MANLIUS — The merits of transporting wind-produced electricity through Bureau County was the topic of discussion at an informational open house Thursday in Manlius.
About 45 people attended the open house at the Bureau Valley High School to learn about a proposed $1.7 billion Rock Island Clean Line Energy transmission line project, which would carry electricity produced from wind farms in South Dakota, Nebraska, Minnesota and Iowa though Illinois and eastward. The overhead transmission line would be about 550 miles long and carry up to 3,500 megawatts of electric power.
At this time, Clean Line Energy Partners, based in Houston, Texas, is looking at two possible routes for its Midwest transmission line. One route would go from northwestern Iowa through northern Bureau and Henry counties and eastward. The other route would travel from northwestern Iowa through Whiteside and Lee counties and eastward.
On Thursday, Hans Detweiler, director of development for Clean Line Energy Partners, said the company is hosting 26 community meetings in Iowa and Illinois to introduce people to the company, the project and the purpose of the project. The open houses will give people the opportunity to ask questions and to look at high resolution maps to help identify things, such as unmarked cemeteries or camps, which should be avoided, he said.
There are certain criteria the company is following when it comes to determine a final route, Detweiler said.
“In a nut shell, we’re looking for a relatively straight line because we will impact fewer people than if you are going up and down with the route,” he said. “We are looking for a line that is the greatest distance from the greatest number of homes. We’re looking for a route that avoids and minimizes as many impacts on communities or conservation areas as we can. We want to build a toll road for wind energy.”
Looking at a time line for the project, Detweiler said the rest of the calendar year will be spent in public meetings to help determine the best route for the transmission line. The company hopes to be able to file a preferred option with the Illinois Commerce Commission (ICC) by early next year. The ICC will then review the plan, a process which could take more than a year. After approval, Clean Line Energy Partners will seek financing for construction. The actual construction of the transmission line could begin in 2014 or 2015 and is expected to take two to three years, Detweiler said.
According to the company’s informational materials, the $1.7 billion project would create more than 5,000 new construction jobs, 500 operations jobs and millions of dollars per year in property tax revenue.
On Thursday, Detweiler said those added jobs and benefits could be realized, in part, by area concrete and gravel companies, building tradesmen and local laborers. However, it is unlikely there would be any permanent jobs created in Bureau County once the line was constructed, he said.
During the open house, Detweiler was also asked about irrigation systems which exist now or could be built in the future along the proposed corridor. In response, Detweiler said that’s the type of structure and situation which the company needs to know about when trying to determine the best route for the transmission line.
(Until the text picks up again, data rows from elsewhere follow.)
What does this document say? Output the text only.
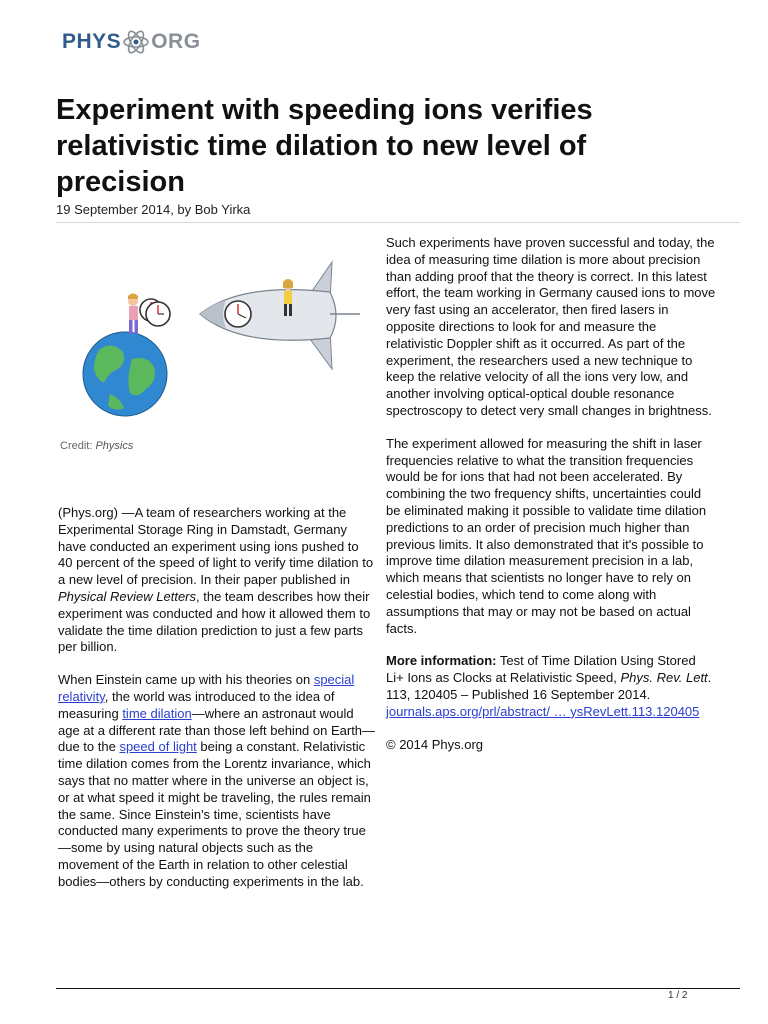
PHYS ORG
Experiment with speeding ions verifies relativistic time dilation to new level of precision
19 September 2014, by Bob Yirka
Credit: Physics

(Phys.org) —A team of researchers working at the Experimental Storage Ring in Damstadt, Germany have conducted an experiment using ions pushed to 40 percent of the speed of light to verify time dilation to a new level of precision. In their paper published in Physical Review Letters, the team describes how their experiment was conducted and how it allowed them to validate the time dilation prediction to just a few parts per billion.

When Einstein came up with his theories on special relativity, the world was introduced to the idea of measuring time dilation—where an astronaut would age at a different rate than those left behind on Earth—due to the speed of light being a constant. Relativistic time dilation comes from the Lorentz invariance, which says that no matter where in the universe an object is, or at what speed it might be traveling, the rules remain the same. Since Einstein's time, scientists have conducted many experiments to prove the theory true—some by using natural objects such as the movement of the Earth in relation to other celestial bodies—others by conducting experiments in the lab.

Such experiments have proven successful and today, the idea of measuring time dilation is more about precision than adding proof that the theory is correct. In this latest effort, the team working in Germany caused ions to move very fast using an accelerator, then fired lasers in opposite directions to look for and measure the relativistic Doppler shift as it occurred. As part of the experiment, the researchers used a new technique to keep the relative velocity of all the ions very low, and another involving optical-optical double resonance spectroscopy to detect very small changes in brightness.

The experiment allowed for measuring the shift in laser frequencies relative to what the transition frequencies would be for ions that had not been accelerated. By combining the two frequency shifts, uncertainties could be eliminated making it possible to validate time dilation predictions to an order of precision much higher than previous limits. It also demonstrated that it's possible to improve time dilation measurement precision in a lab, which means that scientists no longer have to rely on celestial bodies, which tend to come along with assumptions that may or may not be based on actual facts.

More information: Test of Time Dilation Using Stored Li+ Ions as Clocks at Relativistic Speed, Phys. Rev. Lett. 113, 120405 – Published 16 September 2014. journals.aps.org/prl/abstract/ … ysRevLett.113.120405

© 2014 Phys.org

1 / 2
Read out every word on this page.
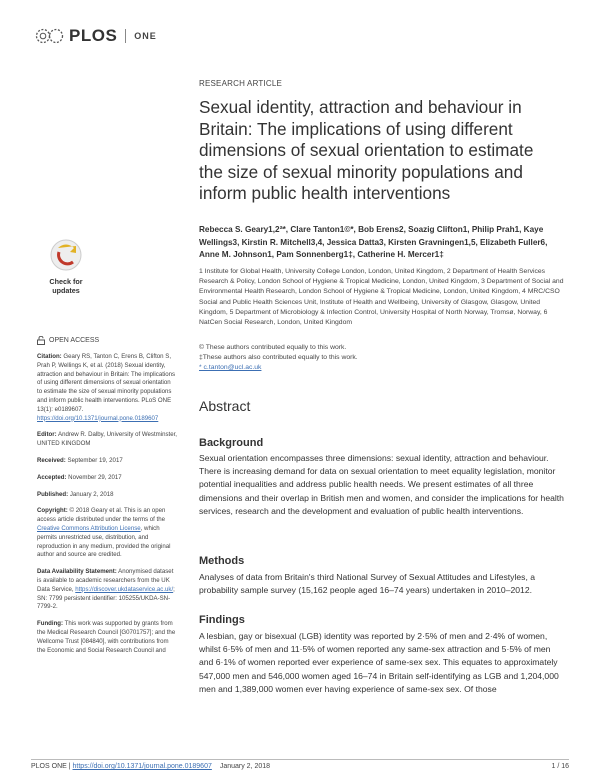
PLOS ONE
RESEARCH ARTICLE
Sexual identity, attraction and behaviour in Britain: The implications of using different dimensions of sexual orientation to estimate the size of sexual minority populations and inform public health interventions
Rebecca S. Geary1,2ª*, Clare Tanton1©*, Bob Erens2, Soazig Clifton1, Philip Prah1, Kaye Wellings3, Kirstin R. Mitchell3,4, Jessica Datta3, Kirsten Gravningen1,5, Elizabeth Fuller6, Anne M. Johnson1, Pam Sonnenberg1‡, Catherine H. Mercer1‡
1 Institute for Global Health, University College London, London, United Kingdom, 2 Department of Health Services Research & Policy, London School of Hygiene & Tropical Medicine, London, United Kingdom, 3 Department of Social and Environmental Health Research, London School of Hygiene & Tropical Medicine, London, United Kingdom, 4 MRC/CSO Social and Public Health Sciences Unit, Institute of Health and Wellbeing, University of Glasgow, Glasgow, United Kingdom, 5 Department of Microbiology & Infection Control, University Hospital of North Norway, Tromsø, Norway, 6 NatCen Social Research, London, United Kingdom
© These authors contributed equally to this work.
‡These authors also contributed equally to this work.
* c.tanton@ucl.ac.uk
Abstract
Background

Sexual orientation encompasses three dimensions: sexual identity, attraction and behaviour. There is increasing demand for data on sexual orientation to meet equality legislation, monitor potential inequalities and address public health needs. We present estimates of all three dimensions and their overlap in British men and women, and consider the implications for health services, research and the development and evaluation of public health interventions.

Methods

Analyses of data from Britain's third National Survey of Sexual Attitudes and Lifestyles, a probability sample survey (15,162 people aged 16–74 years) undertaken in 2010–2012.

Findings

A lesbian, gay or bisexual (LGB) identity was reported by 2·5% of men and 2·4% of women, whilst 6·5% of men and 11·5% of women reported any same-sex attraction and 5·5% of men and 6·1% of women reported ever experience of same-sex sex. This equates to approximately 547,000 men and 546,000 women aged 16–74 in Britain self-identifying as LGB and 1,204,000 men and 1,389,000 women ever having experience of same-sex sex. Of those

Check for
updates
OPEN ACCESS

Citation: Geary RS, Tanton C, Erens B, Clifton S, Prah P, Wellings K, et al. (2018) Sexual identity, attraction and behaviour in Britain: The implications of using different dimensions of sexual orientation to estimate the size of sexual minority populations and inform public health interventions. PLoS ONE 13(1): e0189607. https://doi.org/10.1371/journal.pone.0189607

Editor: Andrew R. Dalby, University of Westminster, UNITED KINGDOM

Received: September 19, 2017

Accepted: November 29, 2017

Published: January 2, 2018

Copyright: © 2018 Geary et al. This is an open access article distributed under the terms of the Creative Commons Attribution License, which permits unrestricted use, distribution, and reproduction in any medium, provided the original author and source are credited.

Data Availability Statement: Anonymised dataset is available to academic researchers from the UK Data Service, https://discover.ukdataservice.ac.uk/; SN: 7799 persistent identifier: 105255/UKDA-SN-7799-2.

Funding: This work was supported by grants from the Medical Research Council [G0701757]; and the Wellcome Trust [084840], with contributions from the Economic and Social Research Council and

PLOS ONE | https://doi.org/10.1371/journal.pone.0189607 January 2, 2018	1 / 16
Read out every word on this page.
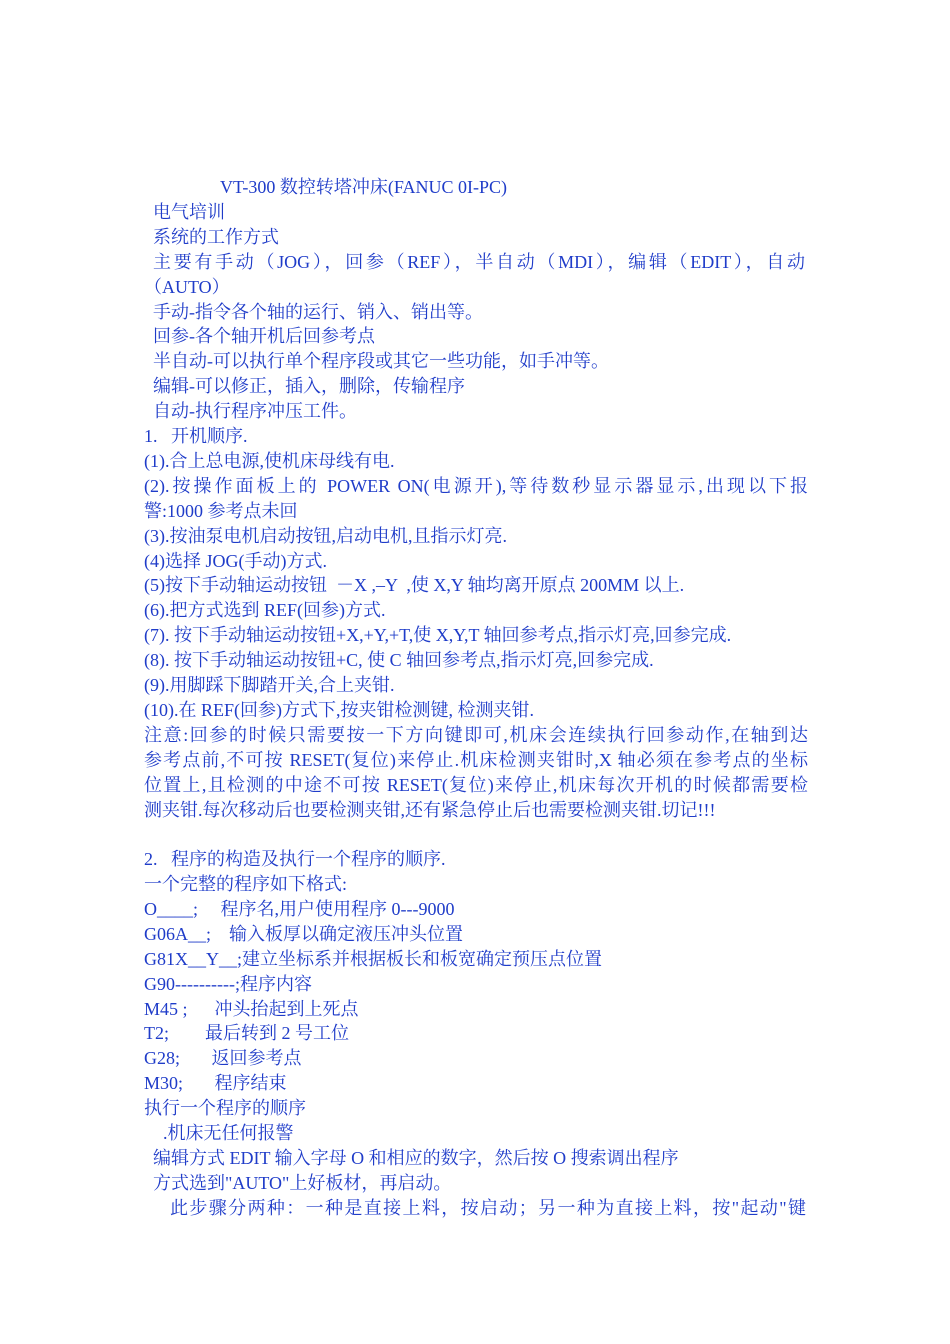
VT-300 数控转塔冲床(FANUC 0I-PC)
电气培训
系统的工作方式
主要有手动（JOG），回参（REF），半自动（MDI），编辑（EDIT），自动
（AUTO）
手动-指令各个轴的运行、销入、销出等。
回参-各个轴开机后回参考点
半自动-可以执行单个程序段或其它一些功能，如手冲等。
编辑-可以修正，插入，删除，传输程序
自动-执行程序冲压工件。
1.   开机顺序.
(1).合上总电源,使机床母线有电.
(2).按操作面板上的 POWER ON(电源开),等待数秒显示器显示,出现以下报
警:1000 参考点未回
(3).按油泵电机启动按钮,启动电机,且指示灯亮.
(4)选择 JOG(手动)方式.
(5)按下手动轴运动按钮  －X ,–Y  ,使 X,Y 轴均离开原点 200MM 以上.
(6).把方式选到 REF(回参)方式.
(7). 按下手动轴运动按钮+X,+Y,+T,使 X,Y,T 轴回参考点,指示灯亮,回参完成.
(8). 按下手动轴运动按钮+C, 使 C 轴回参考点,指示灯亮,回参完成.
(9).用脚踩下脚踏开关,合上夹钳.
(10).在 REF(回参)方式下,按夹钳检测键, 检测夹钳.
注意:回参的时候只需要按一下方向键即可,机床会连续执行回参动作,在轴到达
参考点前,不可按 RESET(复位)来停止.机床检测夹钳时,X 轴必须在参考点的坐标
位置上,且检测的中途不可按 RESET(复位)来停止,机床每次开机的时候都需要检
测夹钳.每次移动后也要检测夹钳,还有紧急停止后也需要检测夹钳.切记!!!
2.   程序的构造及执行一个程序的顺序.
一个完整的程序如下格式:
O____;     程序名,用户使用程序 0---9000
G06A__;    输入板厚以确定液压冲头位置
G81X__Y__;建立坐标系并根据板长和板宽确定预压点位置
G90----------;程序内容
M45 ;      冲头抬起到上死点
T2;        最后转到 2 号工位
G28;       返回参考点
M30;       程序结束
执行一个程序的顺序
.机床无任何报警
编辑方式 EDIT 输入字母 O 和相应的数字，然后按 O 搜索调出程序
方式选到"AUTO"上好板材，再启动。
此步骤分两种：一种是直接上料，按启动；另一种为直接上料，按"起动"键
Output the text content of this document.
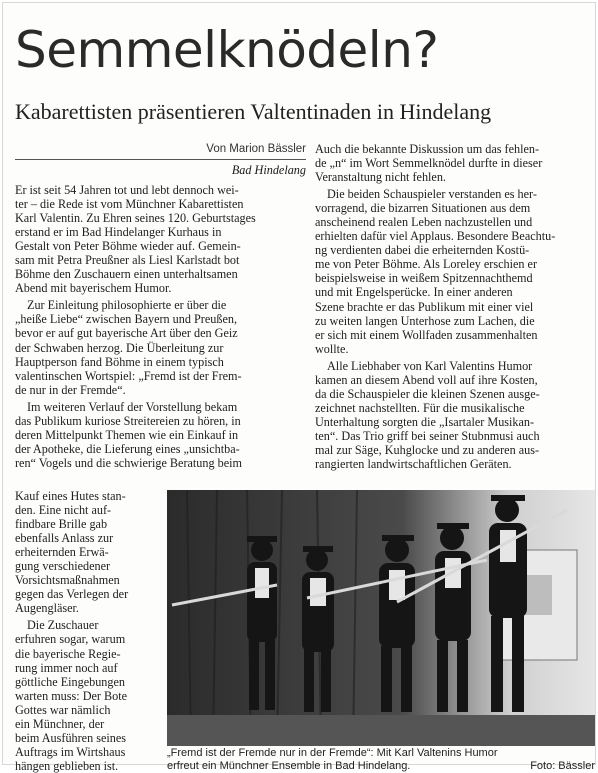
Semmelknödeln?
Kabarettisten präsentieren Valtentinaden in Hindelang
Von Marion Bässler
Bad Hindelang

Er ist seit 54 Jahren tot und lebt dennoch wei-
ter – die Rede ist vom Münchner Kabarettisten
Karl Valentin. Zu Ehren seines 120. Geburtstages
erstand er im Bad Hindelanger Kurhaus in
Gestalt von Peter Böhme wieder auf. Gemein-
sam mit Petra Preußner als Liesl Karlstadt bot
Böhme den Zuschauern einen unterhaltsamen
Abend mit bayerischem Humor.

Zur Einleitung philosophierte er über die
„heiße Liebe“ zwischen Bayern und Preußen,
bevor er auf gut bayerische Art über den Geiz
der Schwaben herzog. Die Überleitung zur
Hauptperson fand Böhme in einem typisch
valentinschen Wortspiel: „Fremd ist der Frem-
de nur in der Fremde“.

Im weiteren Verlauf der Vorstellung bekam
das Publikum kuriose Streitereien zu hören, in
deren Mittelpunkt Themen wie ein Einkauf in
der Apotheke, die Lieferung eines „unsichtba-
ren“ Vogels und die schwierige Beratung beim

Kauf eines Hutes stan-
den. Eine nicht auf-
findbare Brille gab
ebenfalls Anlass zur
erheiternden Erwä-
gung verschiedener
Vorsichtsmaßnahmen
gegen das Verlegen der
Augengläser.

Die Zuschauer
erfuhren sogar, warum
die bayerische Regie-
rung immer noch auf
göttliche Eingebungen
warten muss: Der Bote
Gottes war nämlich
ein Münchner, der
beim Ausführen seines
Auftrags im Wirtshaus
hängen geblieben ist.

Auch die bekannte Diskussion um das fehlen-
de „n“ im Wort Semmelknödel durfte in dieser
Veranstaltung nicht fehlen.

Die beiden Schauspieler verstanden es her-
vorragend, die bizarren Situationen aus dem
anscheinend realen Leben nachzustellen und
erhielten dafür viel Applaus. Besondere Beachtu-
ng verdienten dabei die erheiternden Kostü-
me von Peter Böhme. Als Loreley erschien er
beispielsweise in weißem Spitzennachthemd
und mit Engelsperücke. In einer anderen
Szene brachte er das Publikum mit einer viel
zu weiten langen Unterhose zum Lachen, die
er sich mit einem Wollfaden zusammenhalten
wollte.

Alle Liebhaber von Karl Valentins Humor
kamen an diesem Abend voll auf ihre Kosten,
da die Schauspieler die kleinen Szenen ausge-
zeichnet nachstellten. Für die musikalische
Unterhaltung sorgten die „Isartaler Musikan-
ten“. Das Trio griff bei seiner Stubnmusi auch
mal zur Säge, Kuhglocke und zu anderen aus-
rangierten landwirtschaftlichen Geräten.

„Fremd ist der Fremde nur in der Fremde“: Mit Karl Valtenins Humor
erfreut ein Münchner Ensemble in Bad Hindelang.	Foto: Bässler
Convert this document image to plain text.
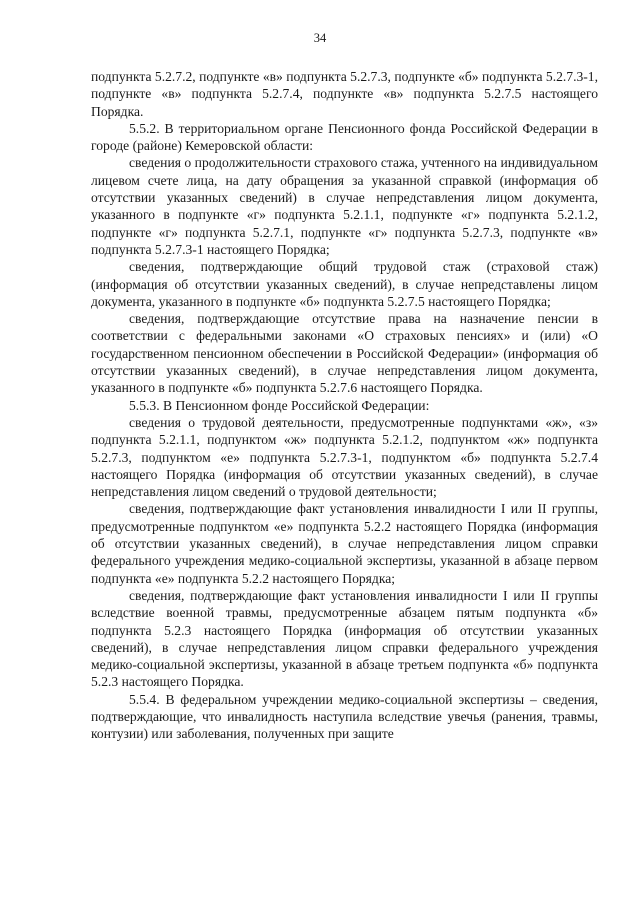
34

подпункта 5.2.7.2, подпункте «в» подпункта 5.2.7.3, подпункте «б» подпункта 5.2.7.3-1, подпункте «в» подпункта 5.2.7.4, подпункте «в» подпункта 5.2.7.5 настоящего Порядка.

5.5.2. В территориальном органе Пенсионного фонда Российской Федерации в городе (районе) Кемеровской области:

сведения о продолжительности страхового стажа, учтенного на индивидуальном лицевом счете лица, на дату обращения за указанной справкой (информация об отсутствии указанных сведений) в случае непредставления лицом документа, указанного в подпункте «г» подпункта 5.2.1.1, подпункте «г» подпункта 5.2.1.2, подпункте «г» подпункта 5.2.7.1, подпункте «г» подпункта 5.2.7.3, подпункте «в» подпункта 5.2.7.3-1 настоящего Порядка;

сведения, подтверждающие общий трудовой стаж (страховой стаж) (информация об отсутствии указанных сведений), в случае непредставлены лицом документа, указанного в подпункте «б» подпункта 5.2.7.5 настоящего Порядка;

сведения, подтверждающие отсутствие права на назначение пенсии в соответствии с федеральными законами «О страховых пенсиях» и (или) «О государственном пенсионном обеспечении в Российской Федерации» (информация об отсутствии указанных сведений), в случае непредставления лицом документа, указанного в подпункте «б» подпункта 5.2.7.6 настоящего Порядка.

5.5.3. В Пенсионном фонде Российской Федерации:

сведения о трудовой деятельности, предусмотренные подпунктами «ж», «з» подпункта 5.2.1.1, подпунктом «ж» подпункта 5.2.1.2, подпунктом «ж» подпункта 5.2.7.3, подпунктом «е» подпункта 5.2.7.3-1, подпунктом «б» подпункта 5.2.7.4 настоящего Порядка (информация об отсутствии указанных сведений), в случае непредставления лицом сведений о трудовой деятельности;

сведения, подтверждающие факт установления инвалидности I или II группы, предусмотренные подпунктом «е» подпункта 5.2.2 настоящего Порядка (информация об отсутствии указанных сведений), в случае непредставления лицом справки федерального учреждения медико-социальной экспертизы, указанной в абзаце первом подпункта «е» подпункта 5.2.2 настоящего Порядка;

сведения, подтверждающие факт установления инвалидности I или II группы вследствие военной травмы, предусмотренные абзацем пятым подпункта «б» подпункта 5.2.3 настоящего Порядка (информация об отсутствии указанных сведений), в случае непредставления лицом справки федерального учреждения медико-социальной экспертизы, указанной в абзаце третьем подпункта «б» подпункта 5.2.3 настоящего Порядка.

5.5.4. В федеральном учреждении медико-социальной экспертизы – сведения, подтверждающие, что инвалидность наступила вследствие увечья (ранения, травмы, контузии) или заболевания, полученных при защите
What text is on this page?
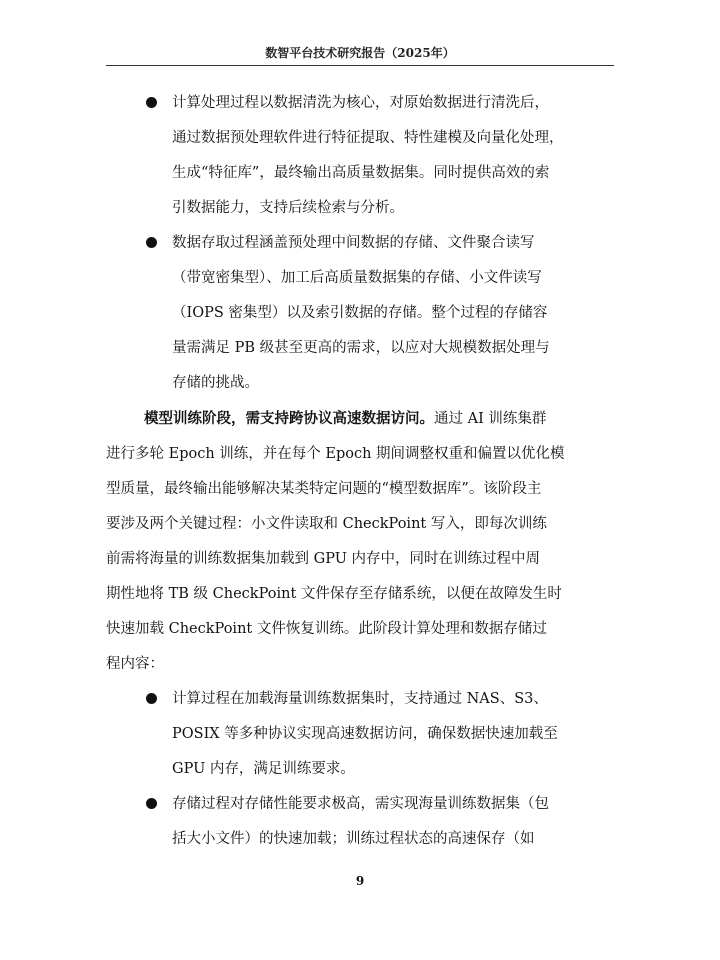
数智平台技术研究报告（2025年）
计算处理过程以数据清洗为核心，对原始数据进行清洗后，
通过数据预处理软件进行特征提取、特性建模及向量化处理，
生成“特征库”，最终输出高质量数据集。同时提供高效的索
引数据能力，支持后续检索与分析。
数据存取过程涵盖预处理中间数据的存储、文件聚合读写
（带宽密集型）、加工后高质量数据集的存储、小文件读写
（IOPS 密集型）以及索引数据的存储。整个过程的存储容
量需满足 PB 级甚至更高的需求，以应对大规模数据处理与
存储的挑战。
模型训练阶段，需支持跨协议高速数据访问。通过 AI 训练集群
进行多轮 Epoch 训练，并在每个 Epoch 期间调整权重和偏置以优化模
型质量，最终输出能够解决某类特定问题的“模型数据库”。该阶段主
要涉及两个关键过程：小文件读取和 CheckPoint 写入，即每次训练
前需将海量的训练数据集加载到 GPU 内存中，同时在训练过程中周
期性地将 TB 级 CheckPoint 文件保存至存储系统，以便在故障发生时
快速加载 CheckPoint 文件恢复训练。此阶段计算处理和数据存储过
程内容：
计算过程在加载海量训练数据集时，支持通过 NAS、S3、
POSIX 等多种协议实现高速数据访问，确保数据快速加载至
GPU 内存，满足训练要求。
存储过程对存储性能要求极高，需实现海量训练数据集（包
括大小文件）的快速加载；训练过程状态的高速保存（如
9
Detweiler was also asked about a decommissioning plan and how far the company would be required to go down to remove any concrete for transmission line poles. In response, he said the company would be required in writing to meet all decommissioning requirements as negotiated.
Concerning the economic impact for landowners, including any potential decline of property value, Detweiler said the Clean Energy doesn’t buy land but seeks to acquire easements.
“Our feeling is that we want to get absolutely as much of that land as we can through voluntary agreements, and that means we will have to make a very attractive offer,” Detweiler said.
Ultimately if the project is approved by the Illinois Commerce Commission, the company would have eminent domain, but the hope is to absolutely minimize the use of that, Detweiler said. There are rare instances, such as absentee landowners or unsettled estates in probate, where eminent domain could be used if needed, he said.
Among those attending the open house from Princeton was Alvin Longman. Now retired, Longman owns farmland in nearby Henry County.
Longman said he came to the open house because he had questions about the project, and those questions were answered. Even though his farm is not close to the area under consideration, Longman said he would support the project even if it did directly affect his land. Developing wind energy and getting away from dependence on foreign fuel is important for the country, he said.